January 7, 2013
Starting in 2014, consumers may be paying for pediatric health services as part of their insurance plans – regardless of if they have children or not.
The U.S. Department of Health and Human Services published a proposed rule under the Affordable Care Act in an effort to promote consistency across plans and ensure that they “cover a core package of items and services.”
The rule outlines a list of “essential health benefits” that must be covered in insurance plans as part of the Affordable Care Act, and the items and services they refer to must be in at least the following 10 categories:
- Ambulatory patient services
- Emergency services
- Maternity and newborn care
- Mental health and substance use disorder services, including behavioral health treatment
- Prescription drugs
- Rehabilitative and habilitative services and devices
- Laboratory services
- Preventive and wellness services and chronic disease management
- Pediatric services, including oral and vision care
Like much regarding the ACA, it has already been met with much controversy and confusion. While HHS is still involved in the rulemaking process and some questions remain unanswered for now, we know that the rule only applies to those with individual or small group (companies with fewer than 50 employees) plans.
In the meantime, the ADA has identified four goals that it believes HHS should stress with state officials:
- The federal and state officials involved in establishing exchanges must ensure that consumers know the full value of what they will be paying for.

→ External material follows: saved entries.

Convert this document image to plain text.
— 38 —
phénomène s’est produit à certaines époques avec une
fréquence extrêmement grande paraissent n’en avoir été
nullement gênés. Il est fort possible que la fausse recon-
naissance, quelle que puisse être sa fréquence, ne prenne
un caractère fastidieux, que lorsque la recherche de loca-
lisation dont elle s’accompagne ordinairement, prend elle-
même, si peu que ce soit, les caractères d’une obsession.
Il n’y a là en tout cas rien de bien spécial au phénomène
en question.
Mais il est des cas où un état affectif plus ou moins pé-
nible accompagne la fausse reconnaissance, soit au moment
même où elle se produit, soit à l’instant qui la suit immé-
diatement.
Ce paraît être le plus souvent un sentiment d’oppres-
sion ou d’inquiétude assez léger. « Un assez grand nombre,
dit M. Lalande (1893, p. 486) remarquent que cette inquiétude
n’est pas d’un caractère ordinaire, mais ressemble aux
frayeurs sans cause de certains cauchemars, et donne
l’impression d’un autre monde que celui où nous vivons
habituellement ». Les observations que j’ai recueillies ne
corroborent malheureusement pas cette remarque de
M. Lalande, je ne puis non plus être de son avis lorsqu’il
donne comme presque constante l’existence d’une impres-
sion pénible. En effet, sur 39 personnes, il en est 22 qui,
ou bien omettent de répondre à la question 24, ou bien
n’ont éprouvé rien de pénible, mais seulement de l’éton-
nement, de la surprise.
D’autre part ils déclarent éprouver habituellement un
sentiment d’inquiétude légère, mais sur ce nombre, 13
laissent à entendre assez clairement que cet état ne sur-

- Stand-alone dental plans and medical plans with dental benefits must be able to compete on an equal footing both inside and outside the exchanges to ensure consumers have an wide selection of dental plans.
- The pediatric dental essential health benefit should be a required purchase for all families with children who buy their coverage in the individual or small group market.
- Children up to age 21 should be covered by a dental benefit and there should be adult dental coverage for emergencies as part of state essential health benefit packages.
Much of the fear surrounding the ambiguous rule has been created by the National Association of Dental Plans, which argued that around 11 million adults would drop their dental coverage in an effort to avoid paying for pediatric dental services. So far, the NADP remains alone in this prediction.
Experts in the field of dental coverage have asserted that pediatric dental benefits have proven to be inexpensive in the past, and the option would likely not be unaffordable.
So far, Washington and California are the only two states to respond to this rule. In the next year, we can expect some of the ambiguous issues to be cleared up,says a spokesperson for HHS.